Things like skim milk and light yogurt are still staples in many refrigerators because that’s what we’ve been told is healthy. In fact, the federal government still advocates consumption of skim milk over whole milk, based on guidelines that were published in 1985.
The verdict on dairy may soon change, though. Research continues to emerge suggesting that whole-fat dairy may not be so bad for you after all. It may actually be better.
Not all fats are created equal
It’s widely known that not all fat is unhealthy. Plant-based fat from foods like avocados, coconuts, olives and nuts can help lower your risk of heart disease, making it superior to most animal-based fat.
While dairy foods are indeed animal-based, newer research suggests that dairy fat has similar health benefits to plant-based fat.
One of the more recent studies, which is gaining quite a bit of traction, was published in the American Journal of Clinical Nutrition. It suggests that older adults with higher levels of dairy-related fatty acids may be less likely to die from heart disease and stroke. A wild concept, considering high-fat dairy was once thought to increase such risks.
Less fat = less filling
When fat is removed from certain products, other additives are often needed to help with taste, texture and consistency.
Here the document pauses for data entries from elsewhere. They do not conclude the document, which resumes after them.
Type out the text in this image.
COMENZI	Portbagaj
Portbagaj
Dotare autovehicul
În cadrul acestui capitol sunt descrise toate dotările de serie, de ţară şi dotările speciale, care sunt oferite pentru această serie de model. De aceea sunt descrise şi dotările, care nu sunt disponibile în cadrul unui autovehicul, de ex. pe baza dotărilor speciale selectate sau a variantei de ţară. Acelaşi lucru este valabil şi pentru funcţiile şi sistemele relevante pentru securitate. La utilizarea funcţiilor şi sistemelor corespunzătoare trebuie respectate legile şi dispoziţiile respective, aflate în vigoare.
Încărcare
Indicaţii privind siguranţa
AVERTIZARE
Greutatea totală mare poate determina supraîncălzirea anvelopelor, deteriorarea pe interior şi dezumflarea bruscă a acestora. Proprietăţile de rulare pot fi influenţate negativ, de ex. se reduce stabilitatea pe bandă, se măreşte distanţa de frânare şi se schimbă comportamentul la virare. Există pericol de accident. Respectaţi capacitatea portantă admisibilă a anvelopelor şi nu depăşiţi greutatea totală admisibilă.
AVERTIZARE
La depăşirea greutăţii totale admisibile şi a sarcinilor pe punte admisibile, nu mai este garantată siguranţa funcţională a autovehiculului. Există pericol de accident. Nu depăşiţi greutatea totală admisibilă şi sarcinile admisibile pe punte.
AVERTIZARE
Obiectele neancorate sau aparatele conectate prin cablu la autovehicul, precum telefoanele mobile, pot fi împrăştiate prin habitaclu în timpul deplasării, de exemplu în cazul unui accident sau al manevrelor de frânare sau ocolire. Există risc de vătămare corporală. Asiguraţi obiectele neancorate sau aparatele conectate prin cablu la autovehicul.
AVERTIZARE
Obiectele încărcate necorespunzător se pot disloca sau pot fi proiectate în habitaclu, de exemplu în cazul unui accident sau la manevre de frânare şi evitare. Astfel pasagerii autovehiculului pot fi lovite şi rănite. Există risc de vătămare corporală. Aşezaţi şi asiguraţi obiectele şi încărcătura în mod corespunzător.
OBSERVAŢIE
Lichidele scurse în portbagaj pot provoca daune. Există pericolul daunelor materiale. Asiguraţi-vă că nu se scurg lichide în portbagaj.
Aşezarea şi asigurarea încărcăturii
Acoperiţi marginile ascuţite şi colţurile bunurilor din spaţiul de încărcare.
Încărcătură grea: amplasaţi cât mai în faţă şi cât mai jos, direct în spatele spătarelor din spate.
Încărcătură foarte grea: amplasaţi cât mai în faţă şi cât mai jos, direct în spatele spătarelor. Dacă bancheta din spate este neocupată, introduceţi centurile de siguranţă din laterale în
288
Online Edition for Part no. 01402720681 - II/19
When you see words like skim, low-fat or fat-free, think processed. And over time, processed foods can lead to chronic diseases such as:
- Heart disease
While it’s true that products with less fat may contain less calories, they are usually also less filling. And when foods are less filling, it’s natural to compensate with more food and drink. So dieters beware: Opting for skim milk on your cereal or in your glass may put you at higher risk of weight gain.
The importance of moderation
Proper and balanced nutrition requires fat. It is critical to your health and well-being. Vitamins A, D, E and K are fat-soluble, meaning they need to be consumed with fat in order to be absorbed by your body. Fat aids in necessary hormone production, and it also protects your organs.
Quality fat matters, but it can be overdone. I don’t recommend guzzling vitamin D milk at every meal and topping it off with a stick of butter smothered in cottage cheese.
The takeaway is this: It’s OK to stop fearing regular dairy products. If you like the taste of the full-fat stuff, stop buying fat-free. Shop the dairy case without hunting for the word “light.” Enjoy whole milk again – and the added health benefits that come with it!
Just keep in mind: As with any recommendation, it's important to have an ongoing discussion with your physician. Medical science is always progressing, and new research may counter current dietary trends.